SC20 Panel – OK, You Hate Storage Tiering. What’s Next Then? - John Russell, HPCWire

Continuing with storage - tiering is hard to manage, and works poorly at modest scales. This summary of an SC20 panel discusses a number of vendors’ upcoming models for how to handle the diverse range of file sizes and access patterns needed in large computing centres. There’s several presentations summarized here, but to my mind the more interesting ones are:

  • Reducing the number of tiers and tying them to particular use modes as withNERSCs Perlmutter
  • Tiering based on file size not “temperature” (how often it’s used), as with Panasas’ solution
  • All-fast storage with NVMe as with VAST’s solution

Emerging Data & Infrastructure Tools

Modern storage is plenty fast. It is the APIs that are bad. - Glabuer Costa
How io_uring and eBPF Will Revolutionize Programming in Linux - Glauber Costa, Scylla

Our current userspace and kernel level APIs for file I/O are based on storage hardware from decades ago, and are now frequently the bottleneck for high-performance persistent media like NVMe or even SSDs.
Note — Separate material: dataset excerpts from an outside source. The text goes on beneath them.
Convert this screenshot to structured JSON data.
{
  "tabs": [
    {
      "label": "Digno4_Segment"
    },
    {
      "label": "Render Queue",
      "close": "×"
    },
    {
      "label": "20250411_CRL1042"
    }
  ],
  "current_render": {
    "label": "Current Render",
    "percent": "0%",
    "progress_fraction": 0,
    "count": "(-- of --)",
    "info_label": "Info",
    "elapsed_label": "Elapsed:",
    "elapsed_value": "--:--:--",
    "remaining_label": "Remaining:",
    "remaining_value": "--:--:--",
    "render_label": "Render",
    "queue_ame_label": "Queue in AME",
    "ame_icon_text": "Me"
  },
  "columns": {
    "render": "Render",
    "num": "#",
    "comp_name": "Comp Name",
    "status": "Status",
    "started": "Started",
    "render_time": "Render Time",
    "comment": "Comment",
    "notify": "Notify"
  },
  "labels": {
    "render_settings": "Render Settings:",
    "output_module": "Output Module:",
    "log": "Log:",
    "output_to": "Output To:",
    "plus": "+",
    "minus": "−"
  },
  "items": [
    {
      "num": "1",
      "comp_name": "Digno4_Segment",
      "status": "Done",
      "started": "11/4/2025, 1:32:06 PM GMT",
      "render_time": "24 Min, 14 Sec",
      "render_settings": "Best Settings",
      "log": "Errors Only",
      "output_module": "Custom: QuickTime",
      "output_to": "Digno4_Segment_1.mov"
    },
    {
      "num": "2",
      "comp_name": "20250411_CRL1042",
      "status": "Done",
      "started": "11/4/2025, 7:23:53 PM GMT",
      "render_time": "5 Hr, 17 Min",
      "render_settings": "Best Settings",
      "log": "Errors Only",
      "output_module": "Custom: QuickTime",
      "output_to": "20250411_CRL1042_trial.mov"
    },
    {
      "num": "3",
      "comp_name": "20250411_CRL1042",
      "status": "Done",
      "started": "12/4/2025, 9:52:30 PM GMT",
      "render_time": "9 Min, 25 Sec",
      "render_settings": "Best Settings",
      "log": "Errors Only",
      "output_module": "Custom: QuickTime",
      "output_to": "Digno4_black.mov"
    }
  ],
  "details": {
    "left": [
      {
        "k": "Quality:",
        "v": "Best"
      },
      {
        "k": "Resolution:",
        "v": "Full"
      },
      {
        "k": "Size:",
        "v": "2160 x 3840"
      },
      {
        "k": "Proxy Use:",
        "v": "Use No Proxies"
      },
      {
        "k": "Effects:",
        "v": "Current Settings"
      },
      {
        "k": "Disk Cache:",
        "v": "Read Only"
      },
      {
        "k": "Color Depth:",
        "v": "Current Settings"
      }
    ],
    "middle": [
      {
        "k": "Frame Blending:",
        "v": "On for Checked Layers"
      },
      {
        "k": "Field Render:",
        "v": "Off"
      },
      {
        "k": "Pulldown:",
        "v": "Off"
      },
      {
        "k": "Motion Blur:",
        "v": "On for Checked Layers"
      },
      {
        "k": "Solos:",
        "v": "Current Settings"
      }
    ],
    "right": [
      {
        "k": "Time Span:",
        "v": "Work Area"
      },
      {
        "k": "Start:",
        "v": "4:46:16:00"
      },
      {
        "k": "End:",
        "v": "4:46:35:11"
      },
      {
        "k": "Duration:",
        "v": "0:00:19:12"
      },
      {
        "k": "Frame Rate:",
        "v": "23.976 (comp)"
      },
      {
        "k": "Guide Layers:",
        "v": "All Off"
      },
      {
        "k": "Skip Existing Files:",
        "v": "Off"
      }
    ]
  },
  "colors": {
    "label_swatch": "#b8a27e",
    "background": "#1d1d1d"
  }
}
Costa’s two articles - the first more recent and higher level and the second older and focussed on the two recent technologies that will enable future filesystems (or applications that take control over their I/O, such as databases) to make full use of this hardware.

(Worth noting another recent link, too. There are also people who argue that the division between filesystems and and databases is a historical artificact which we should move past - such as the Boomla project is trying to do.)


Random

Efficient single-node graph mining with peregrine.
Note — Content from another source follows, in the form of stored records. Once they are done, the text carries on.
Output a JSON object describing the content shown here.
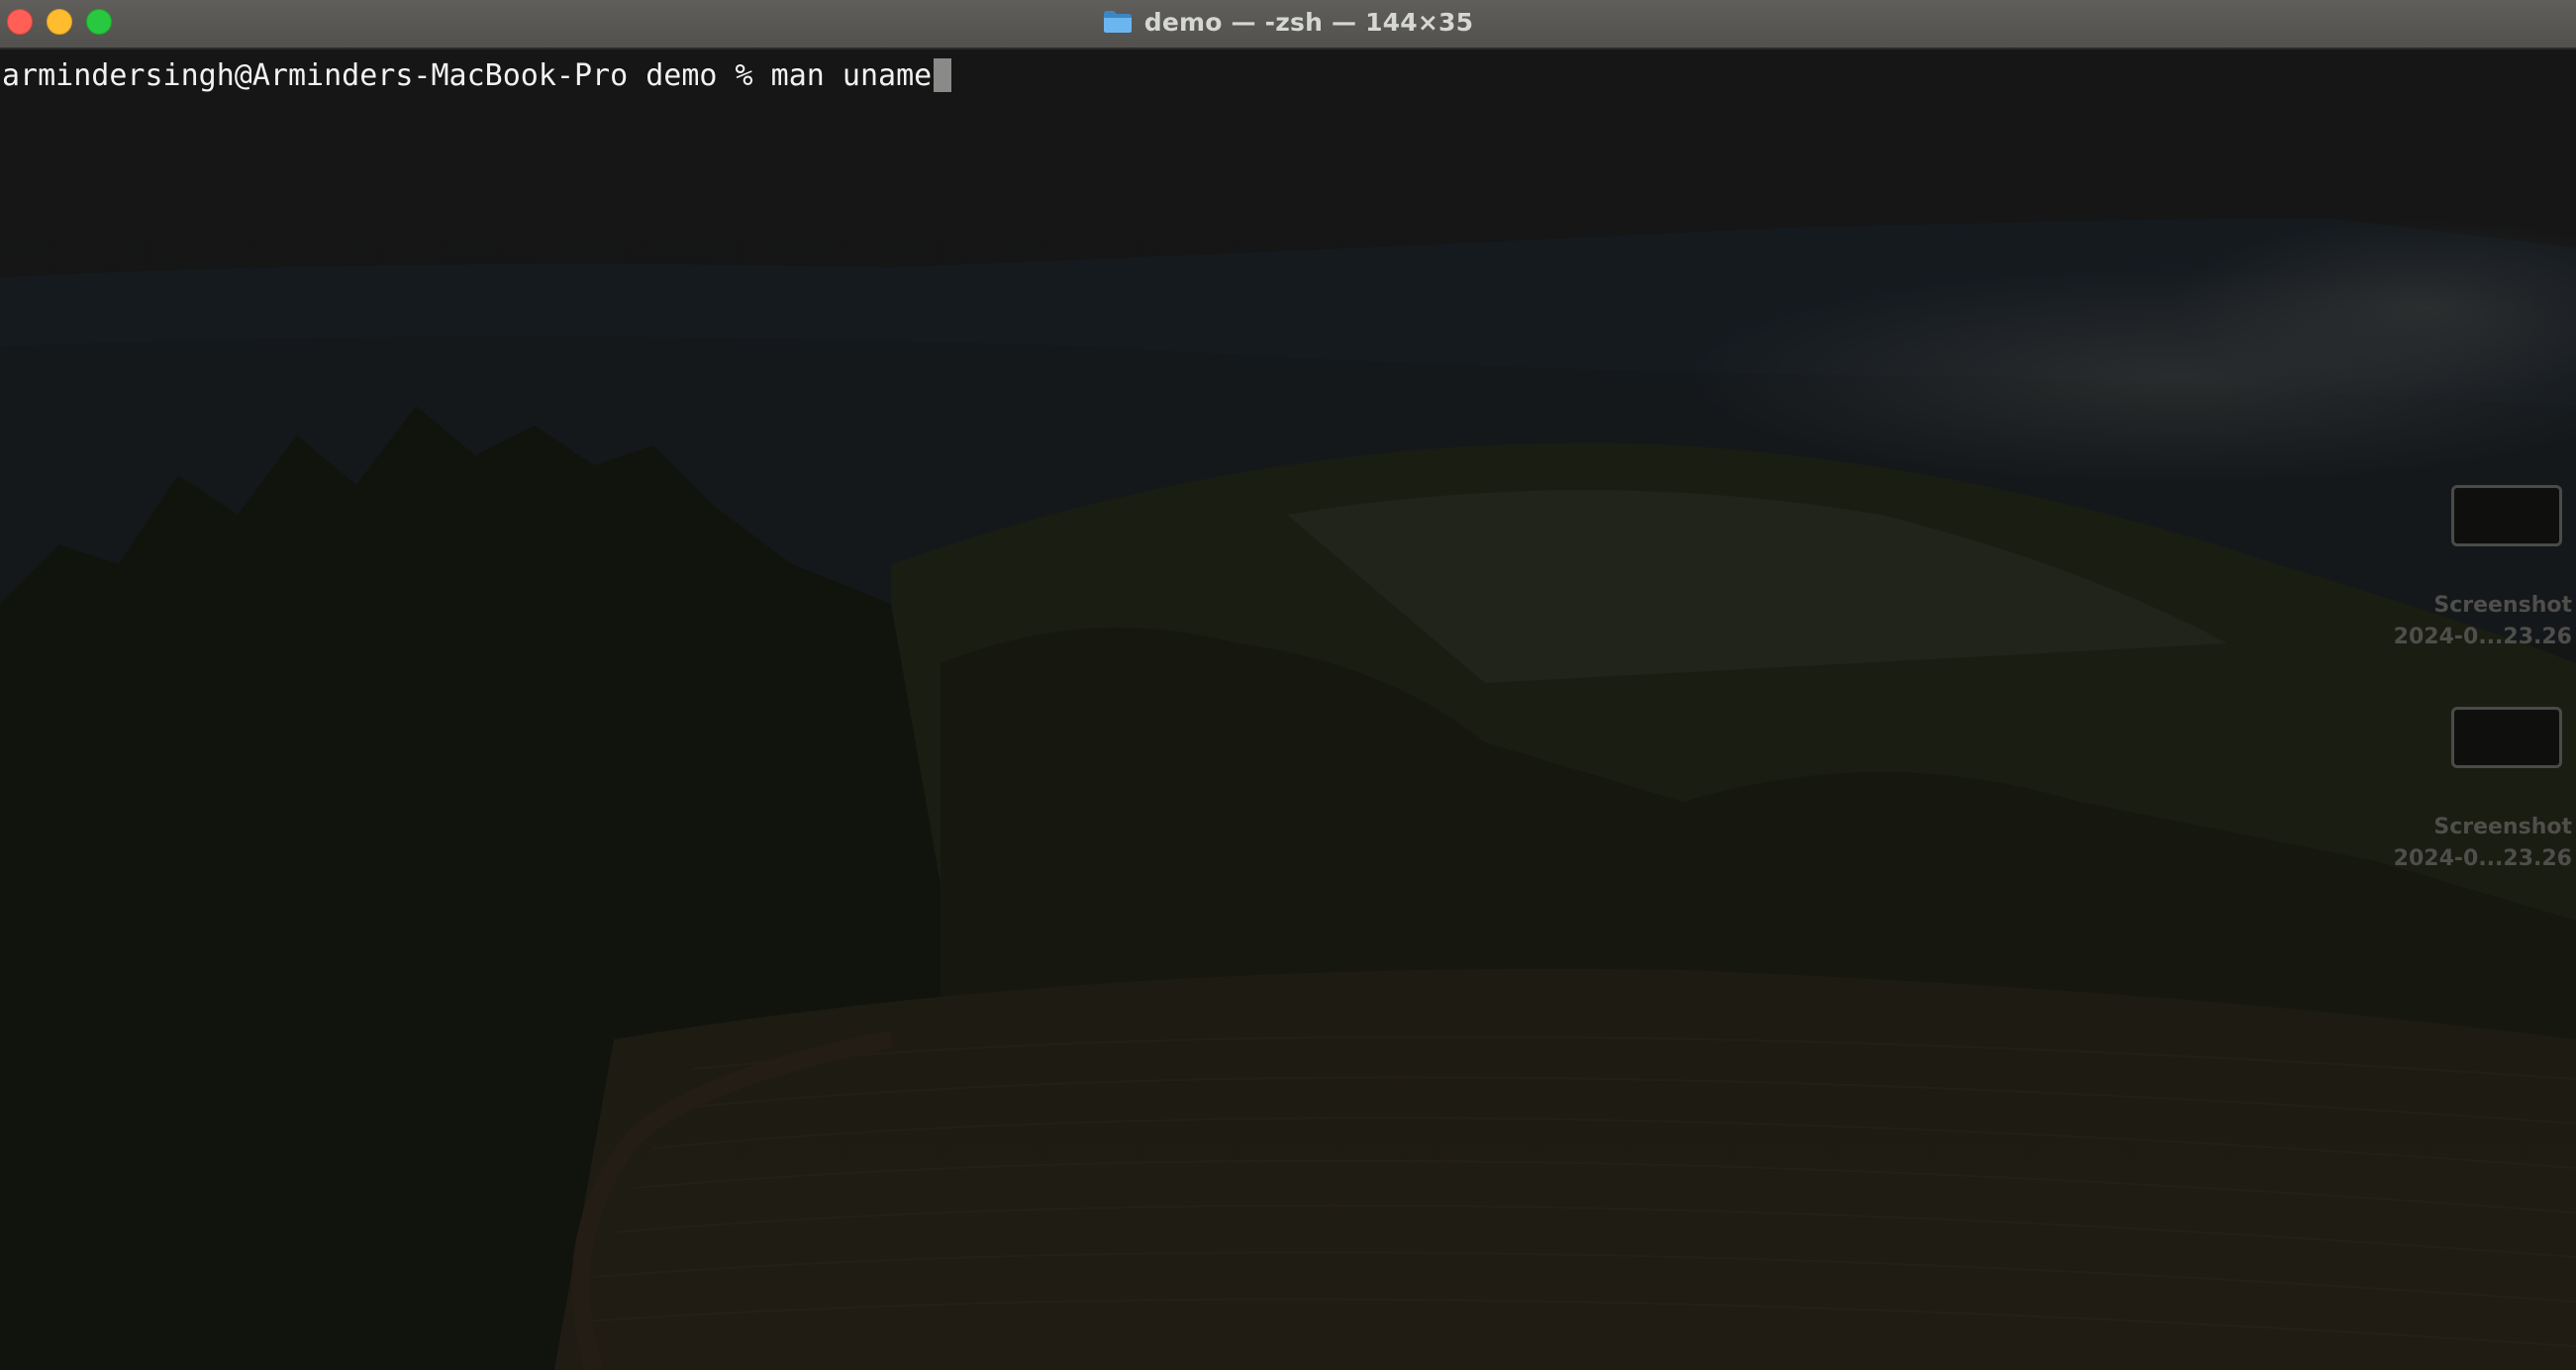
{
  "window": {
    "title": "demo — -zsh — 144×35"
  },
  "terminal": {
    "prompt": "armindersingh@Arminders-MacBook-Pro demo % ",
    "command": "man uname"
  },
  "desktop": {
    "items": [
      {
        "name_line1": "Screenshot",
        "name_line2": "2024-0...23.26"
      },
      {
        "name_line1": "Screenshot",
        "name_line2": "2024-0...23.26"
      }
    ]
  },
  "colors": {
    "close": "#ff5f57",
    "minimize": "#febc2e",
    "maximize": "#28c840",
    "folder": "#5aa7e8"
  }
}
You don’t always need machine learning. (See also: Figure 1 of https://www.biorxiv.org/content/10.1101/2020.01.10.897116v1 where least squares does very, very well)

Pretty important for CPU-intensive research computing - between cgroups and containers, your scripts should use nproc not /proc/cpuinfo for determining number of cores to use

As you know, I think embedded databases are scandalously underused in research computing - here’s an article on SQLite as a document database.

“Reproducible”, “Replicatable”, or “Repeatable” mean a lot of different things in research computing communities. Konrad Hinson has a blog post laying out reproducibility as a spectrum. I’m not sure I like the terminology he’s chosen, but thinking of it as a spectrum seems a much more useful approach than using yes/no criteria.